NEW YORK, July 18 (Reuters) - A U.S. judge dismissed

most of a Securities and Exchange Commission lawsuit accusing

software company SolarWinds ( SWI ) of defrauding investors by

concealing its security weaknesses before and after a

Russia-linked cyberattack targeting the U.S. government.

U.S. District Judge Paul Engelmayer in Manhattan dismissed

all claims against SolarWinds ( SWI ) and chief information security

officer Timothy Brown over statements made after the attack,

saying the claims were based on "hindsight and speculation."

In a 107-page decision on Thursday, the judge also dismissed

most SEC claims concerning statements predating the attack,

apart from securities fraud claims based on a statement on

SolarWinds' ( SWI ) website touting the company's security controls.

SolarWinds ( SWI ) and Brown's lawyers had no immediate comment. The

SEC did not immediately respond to requests for comment.

The nearly two-year cyberattack known as Sunburst targeted

Austin, Texas-based SolarWinds ( SWI ) by using its flagship Orion

software platform to infiltrate U.S. government networks.

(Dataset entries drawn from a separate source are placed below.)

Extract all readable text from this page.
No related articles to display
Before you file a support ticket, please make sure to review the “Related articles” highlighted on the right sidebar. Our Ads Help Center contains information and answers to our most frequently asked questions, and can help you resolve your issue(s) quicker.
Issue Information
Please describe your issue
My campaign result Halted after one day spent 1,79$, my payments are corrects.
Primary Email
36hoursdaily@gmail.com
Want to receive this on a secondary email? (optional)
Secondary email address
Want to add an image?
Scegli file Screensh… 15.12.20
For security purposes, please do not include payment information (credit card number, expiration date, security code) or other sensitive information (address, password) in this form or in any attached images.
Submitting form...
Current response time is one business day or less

Several federal agencies including the Departments of

Commerce, Energy, Homeland Security, State and Treasury were

compromised before the attack was revealed in December 2020.

Its full consequences remain unknown, and the U.S.

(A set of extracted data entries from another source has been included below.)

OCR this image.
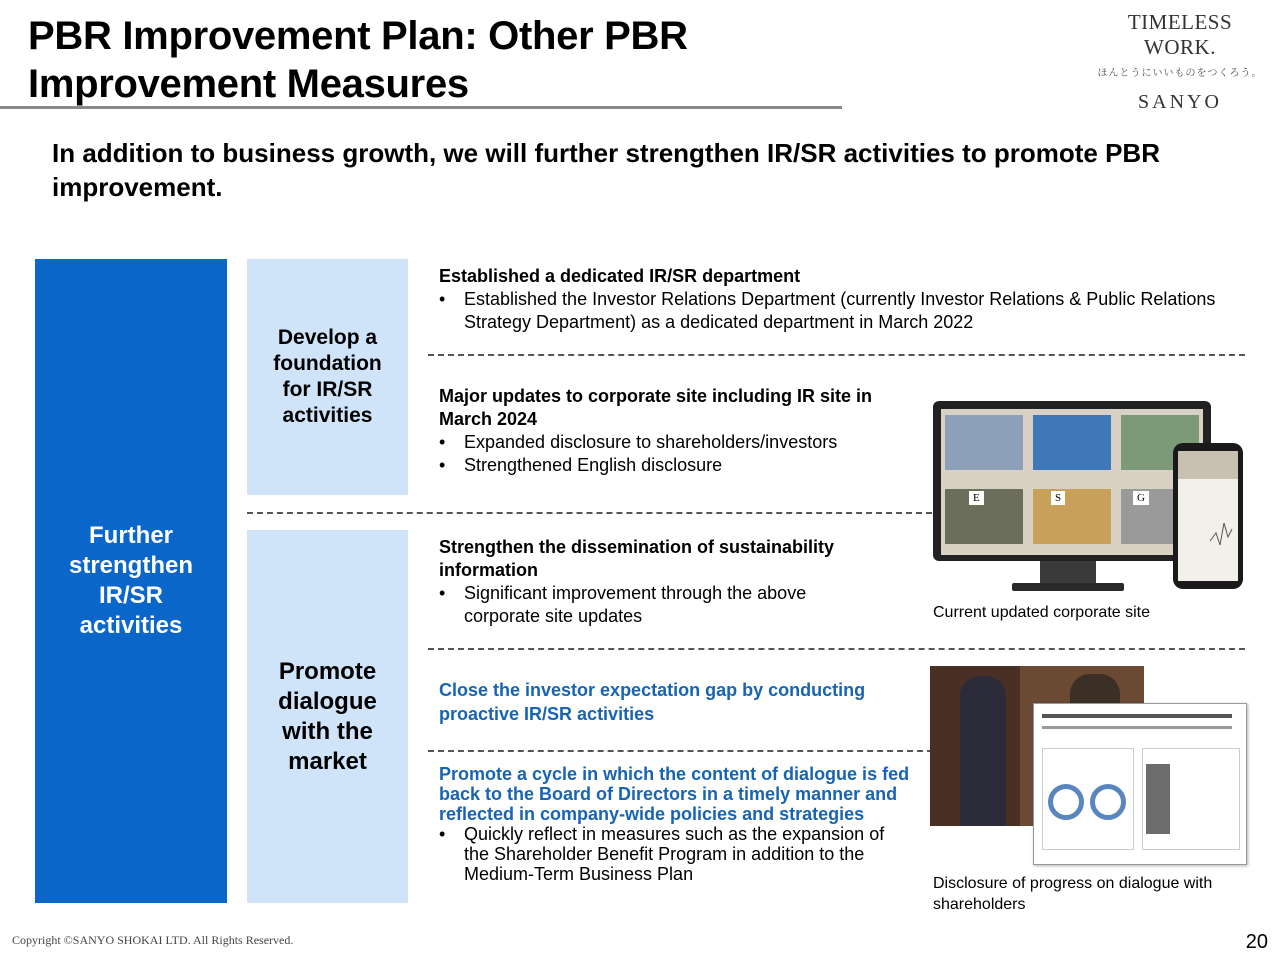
PBR Improvement Plan: Other PBR Improvement Measures
TIMELESS WORK.
ほんとうにいいものをつくろう。
SANYO
In addition to business growth, we will further strengthen IR/SR activities to promote PBR improvement.
Further strengthen IR/SR activities
Develop a foundation for IR/SR activities
Promote dialogue with the market
Established a dedicated IR/SR department
• Established the Investor Relations Department (currently Investor Relations & Public Relations Strategy Department) as a dedicated department in March 2022
Major updates to corporate site including IR site in March 2024
• Expanded disclosure to shareholders/investors
• Strengthened English disclosure
Strengthen the dissemination of sustainability information
• Significant improvement through the above corporate site updates
Close the investor expectation gap by conducting proactive IR/SR activities
Promote a cycle in which the content of dialogue is fed back to the Board of Directors in a timely manner and reflected in company-wide policies and strategies
• Quickly reflect in measures such as the expansion of the Shareholder Benefit Program in addition to the Medium-Term Business Plan
E	S	G
Current updated corporate site
Disclosure of progress on dialogue with shareholders
Copyright ©SANYO SHOKAI LTD. All Rights Reserved.	20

government has said Russia likely orchestrated the attack.

Russia has denied responsibility.

The SEC case filed last October appeared to be the first

targeting a company that fell victim to a cyberattack, where the

regulator did not announce a simultaneous settlement.

It is also rare for the SEC to sue public company executives

who, like Brown, are not closely involved in preparing financial

statements.

The SEC alleged that SolarWinds ( SWI ) hid the porous cybersecurity

of its products before the attack, and downplayed the attack's

severity after it occurred.

It also said SolarWinds ( SWI ) concealed how customers had warned

about malicious activity involving Orion.

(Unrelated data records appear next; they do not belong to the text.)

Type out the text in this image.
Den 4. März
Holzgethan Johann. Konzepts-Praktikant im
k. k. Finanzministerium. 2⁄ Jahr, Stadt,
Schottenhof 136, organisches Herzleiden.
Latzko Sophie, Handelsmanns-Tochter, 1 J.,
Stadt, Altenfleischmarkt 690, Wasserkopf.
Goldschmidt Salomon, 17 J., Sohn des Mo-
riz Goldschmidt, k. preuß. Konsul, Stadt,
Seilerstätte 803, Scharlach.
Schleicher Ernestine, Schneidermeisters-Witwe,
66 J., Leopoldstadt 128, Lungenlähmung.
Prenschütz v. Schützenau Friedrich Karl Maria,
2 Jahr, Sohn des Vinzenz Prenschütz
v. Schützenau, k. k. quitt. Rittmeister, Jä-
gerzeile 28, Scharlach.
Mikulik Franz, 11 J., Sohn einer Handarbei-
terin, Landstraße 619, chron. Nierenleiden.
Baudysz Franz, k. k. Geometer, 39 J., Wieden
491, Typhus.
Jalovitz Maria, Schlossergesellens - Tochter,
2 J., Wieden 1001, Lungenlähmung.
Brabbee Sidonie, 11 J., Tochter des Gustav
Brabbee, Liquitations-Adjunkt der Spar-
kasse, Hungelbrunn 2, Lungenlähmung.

But the judge said anti-fraud laws do not require that risk

warnings contain "maximum specificity," a process that could

backfire if the warnings armed cyberattackers with extra

information to exploit.

Engelmayer also said SolarWinds ( SWI ) acknowledged it could not be

expected to prevent every cyberattack, and had no duty to

disclose individual incidents.

"It has already disclosed the likelihood of these as,

regrettably, a fact of life," the judge wrote.

The case is SEC v. SolarWinds Corp ( SWI ) et al, U.S. District

Court, Southern District of New York, No. 23-09518.